Homélie prononcée par Mgr Luc Crepy, évêque du Puy-en-Velay, pour le 3è dimanche de carême, le 24 mars 2019 en la cathédrale Notre-Dame de l’Annonciation.

Face à des catastrophes naturelles comme la chute de la tour de Siloé ou des exactions humaines comme le massacre des Galiléens par Pilate, la question se pose hier comme aujourd’hui : est-ce que Dieu a voulu ces maux pour les hommes, est-ce qu’à travers ces évènements dramatiques Dieu a voulu punir les pécheurs ?

Souvent on a attribué à Dieu de tels évènements : la peste au Moyen Age, les tsunamis aujourd’hui, les guerres etc… Jésus répond fermement : pas du tout ! Que l’on soit de grands pécheurs ou des hommes justes, Dieu ne fait pas périr ainsi. Dieu ne veut pas le malheur. Dieu n’est pas un grand magicien qui ordonne des catastrophes. Par contre Jésus invite fermement à la conversion des pécheurs. « Si vous ne vous convertissez pas, vous périrez tous de même. » (Lc 13,5)

Face à ces questions difficiles, l’évangéliste ajoute une parabole de Jésus : celle du vigneron et du figuier stérile. Le maître du figuier qui n’obtient pas de figues veut couper cet arbre inutile et improductif mais le vigneron intercède : « je vais mettre du fumier et peut-être donnera-t-il du fruit ?  » Image de la miséricorde qui nous renvoie à l’attitude de Dieu vis-à-vis des pécheurs que nous sommes. Le Seigneur dans sa Miséricorde, nous laisse une chance, nous encourage à bécher nos terrains stériles pour qu’enfin nous donnions du fruit. Voilà l’image de notre Dieu, un Dieu miséricordieux, celui que nous révèle Jésus : « je ne suis pas venu pour les bien portants mais pour les pécheurs » (Mc 2,17). Pourquoi Dieu accablerait-il alors les pécheurs ? Au contraire Il cherche à les relever, à leur permettre de se convertir.
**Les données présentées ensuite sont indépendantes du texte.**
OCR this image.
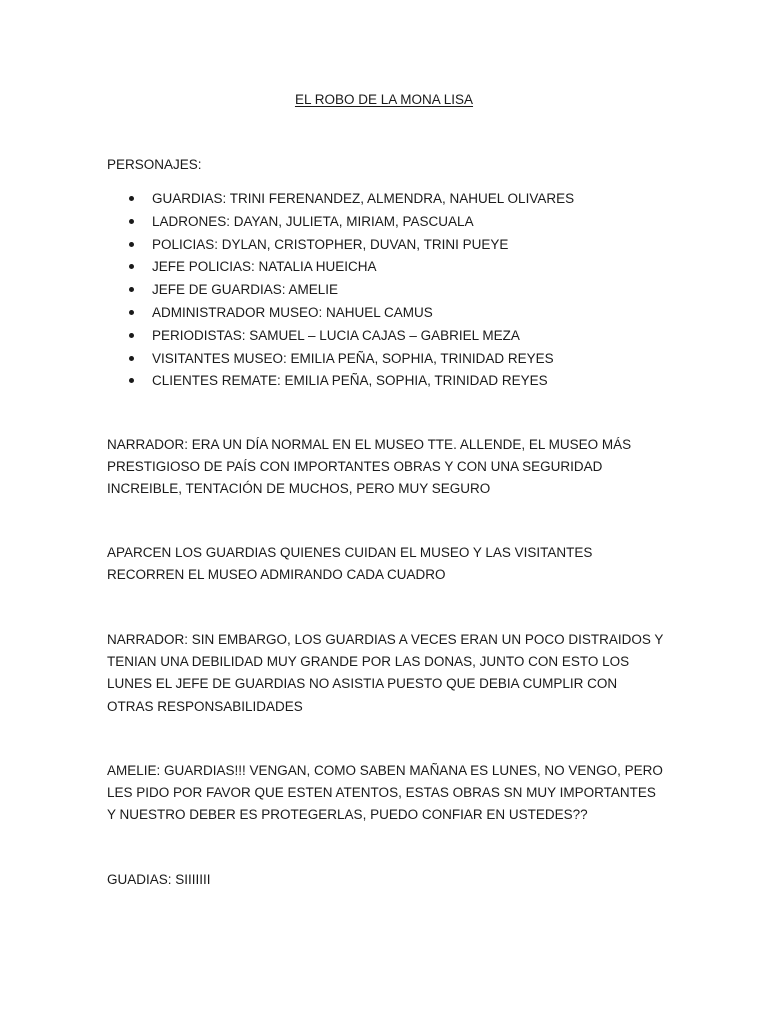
EL ROBO DE LA MONA LISA
PERSONAJES:
GUARDIAS: TRINI FERENANDEZ, ALMENDRA, NAHUEL OLIVARES
LADRONES: DAYAN, JULIETA, MIRIAM, PASCUALA
POLICIAS: DYLAN, CRISTOPHER, DUVAN, TRINI PUEYE
JEFE POLICIAS: NATALIA HUEICHA
JEFE DE GUARDIAS: AMELIE
ADMINISTRADOR MUSEO: NAHUEL CAMUS
PERIODISTAS: SAMUEL – LUCIA CAJAS – GABRIEL MEZA
VISITANTES MUSEO: EMILIA PEÑA, SOPHIA, TRINIDAD REYES
CLIENTES REMATE: EMILIA PEÑA, SOPHIA, TRINIDAD REYES

NARRADOR: ERA UN DÍA NORMAL EN EL MUSEO TTE. ALLENDE, EL MUSEO MÁS PRESTIGIOSO DE PAÍS CON IMPORTANTES OBRAS Y CON UNA SEGURIDAD INCREIBLE, TENTACIÓN DE MUCHOS, PERO MUY SEGURO

APARCEN LOS GUARDIAS QUIENES CUIDAN EL MUSEO Y LAS VISITANTES RECORREN EL MUSEO ADMIRANDO CADA CUADRO

NARRADOR: SIN EMBARGO, LOS GUARDIAS A VECES ERAN UN POCO DISTRAIDOS Y TENIAN UNA DEBILIDAD MUY GRANDE POR LAS DONAS, JUNTO CON ESTO LOS LUNES EL JEFE DE GUARDIAS NO ASISTIA PUESTO QUE DEBIA CUMPLIR CON OTRAS RESPONSABILIDADES

AMELIE: GUARDIAS!!! VENGAN, COMO SABEN MAÑANA ES LUNES, NO VENGO, PERO LES PIDO POR FAVOR QUE ESTEN ATENTOS, ESTAS OBRAS SN MUY IMPORTANTES Y NUESTRO DEBER ES PROTEGERLAS, PUEDO CONFIAR EN USTEDES??

GUADIAS: SIIIIIII
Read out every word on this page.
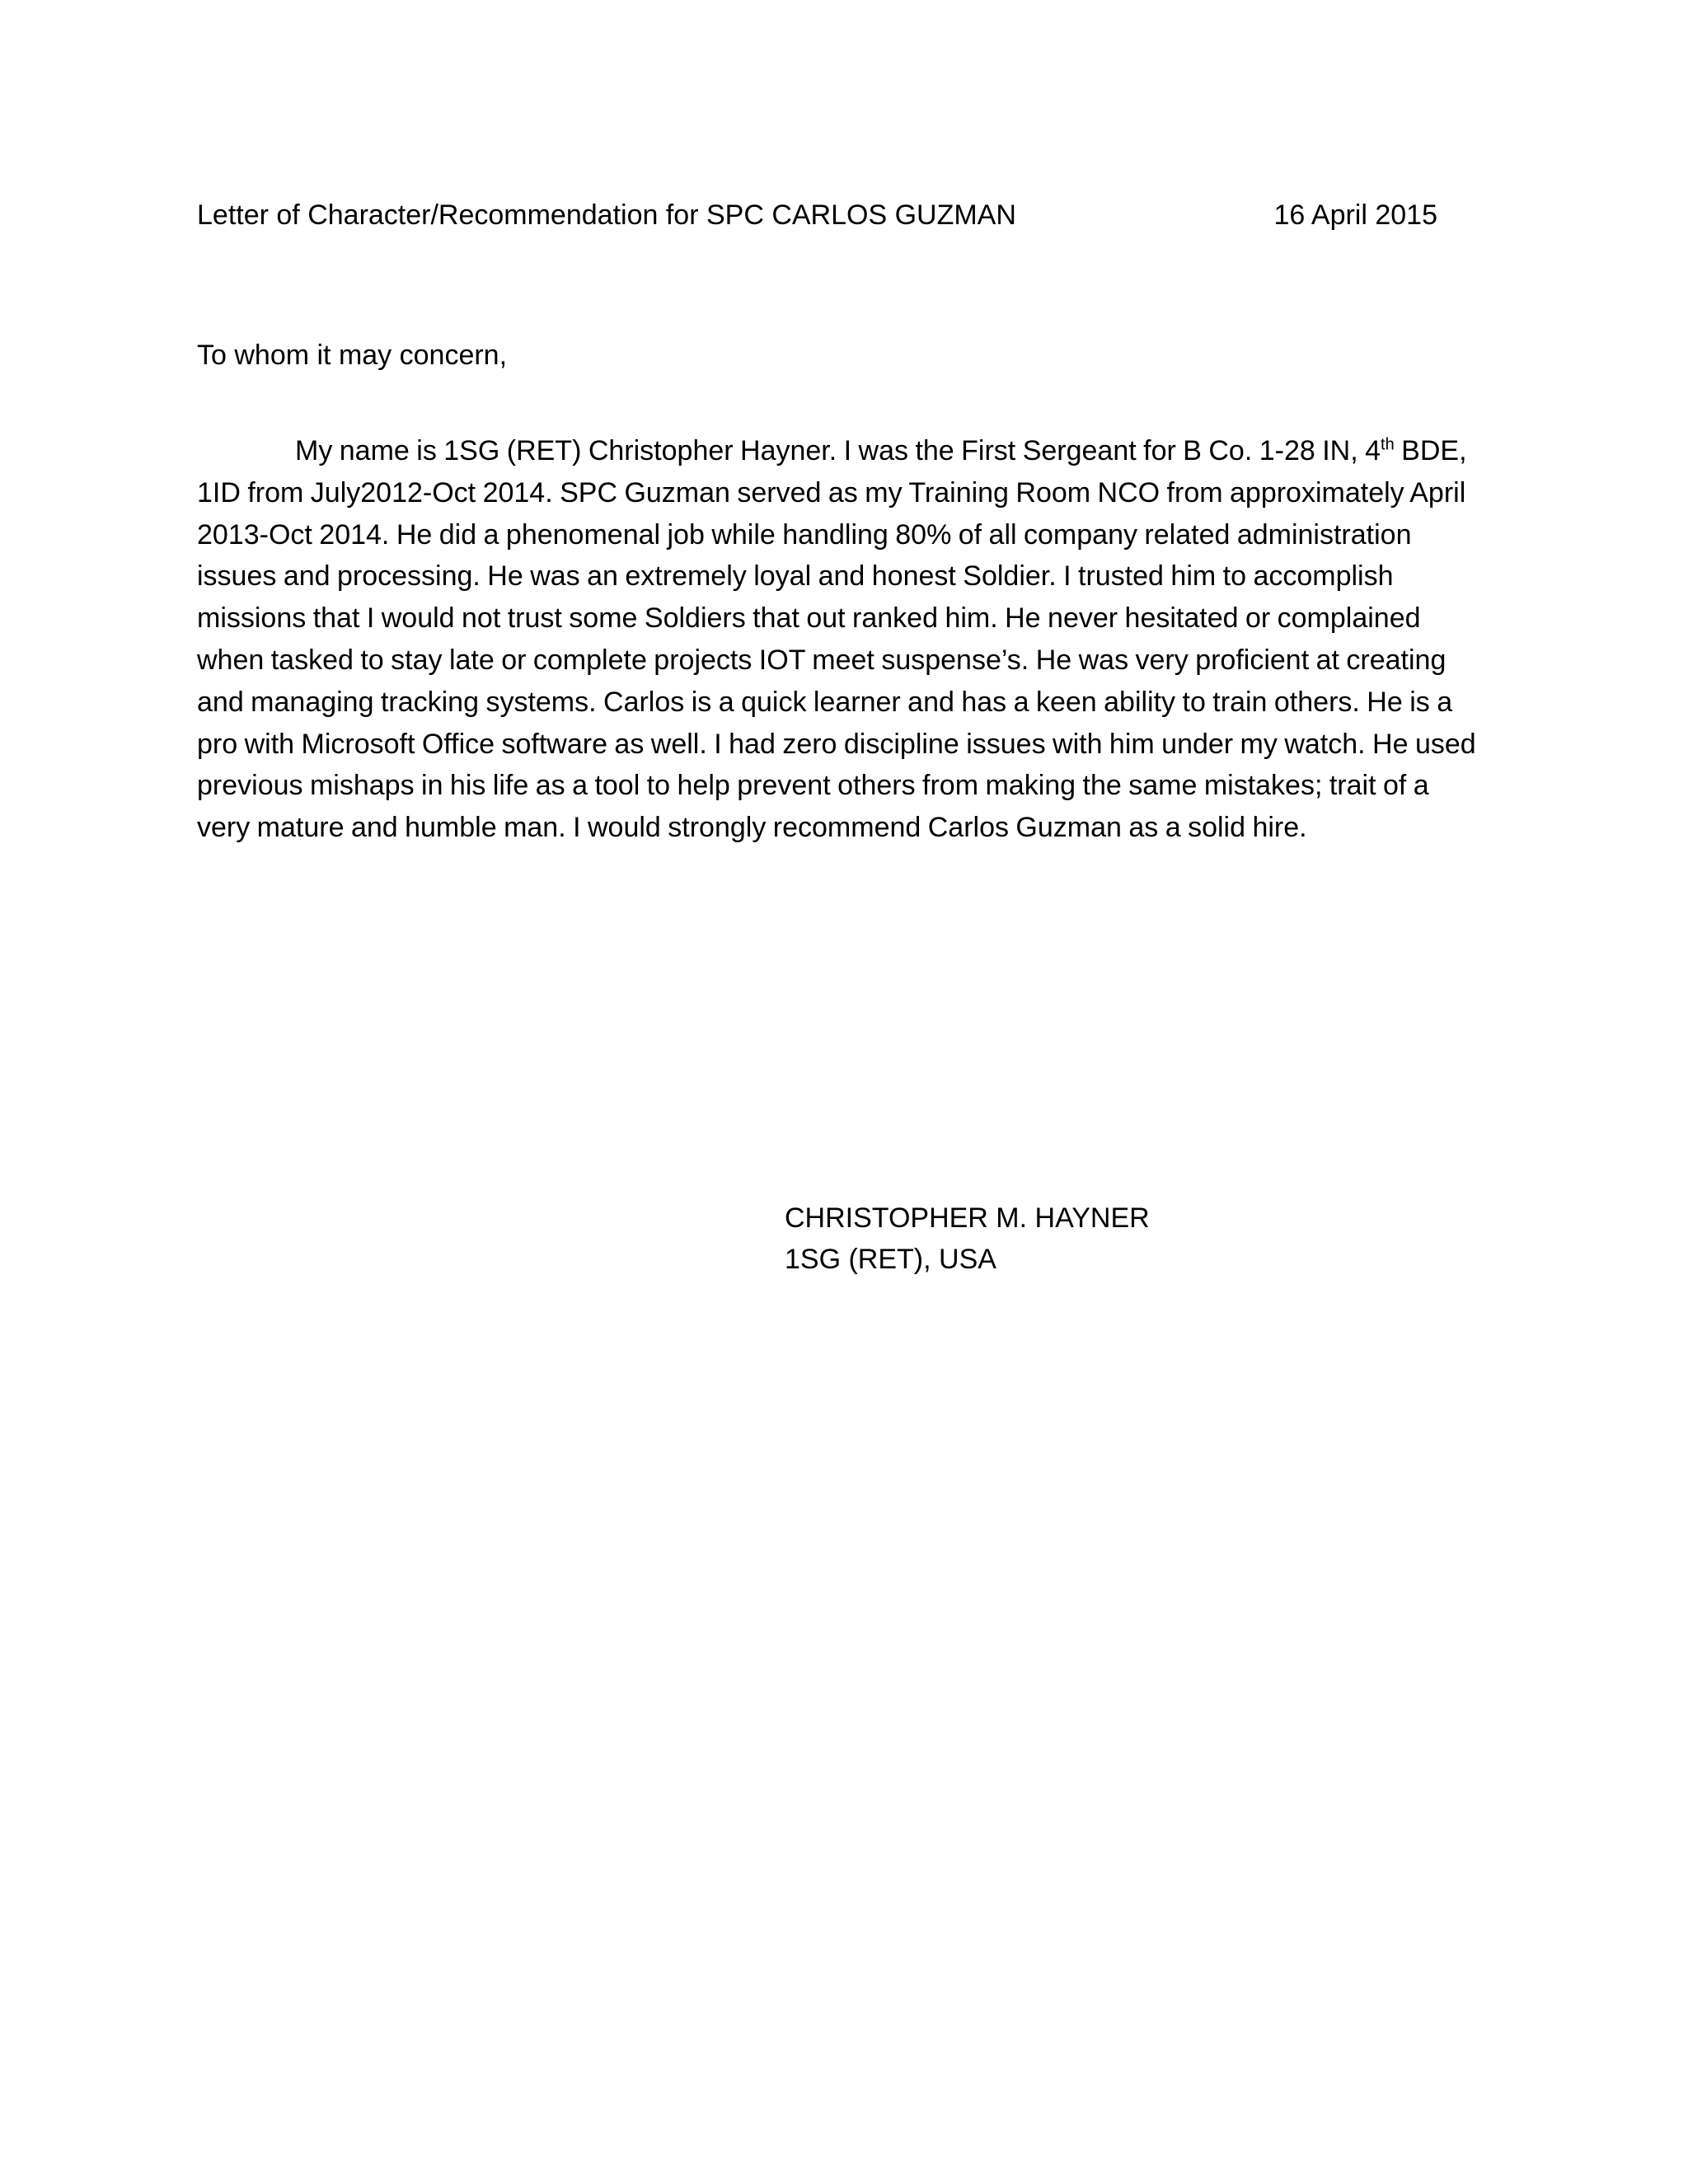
Letter of Character/Recommendation for SPC CARLOS GUZMAN	16 April 2015
To whom it may concern,

My name is 1SG (RET) Christopher Hayner. I was the First Sergeant for B Co. 1-28 IN, 4th BDE, 1ID from July2012-Oct 2014. SPC Guzman served as my Training Room NCO from approximately April 2013-Oct 2014. He did a phenomenal job while handling 80% of all company related administration issues and processing. He was an extremely loyal and honest Soldier. I trusted him to accomplish missions that I would not trust some Soldiers that out ranked him. He never hesitated or complained when tasked to stay late or complete projects IOT meet suspense’s. He was very proficient at creating and managing tracking systems. Carlos is a quick learner and has a keen ability to train others. He is a pro with Microsoft Office software as well. I had zero discipline issues with him under my watch. He used previous mishaps in his life as a tool to help prevent others from making the same mistakes; trait of a very mature and humble man. I would strongly recommend Carlos Guzman as a solid hire.

CHRISTOPHER M. HAYNER
1SG (RET), USA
Dans la prière d’ouverture de la messe, nous demandions : « Tu es la source de toute bonté, Seigneur, et toute miséricorde vient de toi… nous avons conscience de nos fautes, patiemment relève-nous avec amour ». Le Carême est ce temps de conversion où il nous faut accueillir Dieu, non pas comme nous l’imaginons – faisant des images qui le rendent responsable de tous les maux de la terre – mais comme Il se révèle lui-même à nous. Ne nous trompons pas sur le visage de Dieu !

Ainsi, il est bon de méditer sur cette grande théophanie du livre de l’Exode. Moïse va découvrir qui est Dieu. A travers ce buisson en feu qui brûle sans se consumer, Moïse fait l’expérience de Dieu qui se révèle à lui. C’est à la fois l’expérience que l’on n’approche pas de Dieu n’importe comment : expérience de la sainteté de Dieu « N’approche pas d’ici. Retire tes sandales de tes pieds, car le lieu où tu te tiens est une terre sainte ! » (Ex 3,5) Expérience de la sainteté de Dieu car Lui seul peut se révéler à nous. C’est aussi l’expérience de la proximité de Dieu, une proximité surprenante, une proximité qui nous dit quelle est la sainteté de Dieu : « J’ai vu, oui, j’ai vu la misère de mon peuple qui est en Égypte, et j’ai entendu ses cris sous les coups des surveillants. Oui, je connais ses souffrances. Je suis descendu pour le délivrer de la main des Égyptiens et le faire monter de ce pays vers un beau et vaste pays, vers un pays, ruisselant de lait et de miel. » (Ex 3,7-8)

Dieu, qui se révèle à Moïse, voit, entend, et connait la misère, les souffrances de son peuple. Dieu se révèle comme un Dieu d’amour, de compassion, de miséricorde. Dieu ne se réjouit pas de l’accablement de son peuple mais veut le délivrer, afin de lui faire vivre une Pâque c’est-à-dire un passage de l’esclavage à la liberté.

Voilà le visage de Dieu qui se révèle dès le début de la Bible avec la délivrance du peuple d’Israël. Le visage de Dieu s’incarne dans le visage du Christ qui nous révèle la miséricorde du Père. Se convertir, c’est ôter les fausses images de Dieu de notre cœur et accueillir en nous la présence de Dieu, une présence miséricordieuse et aimante, révélée pleinement par son Fils, dans l’Esprit.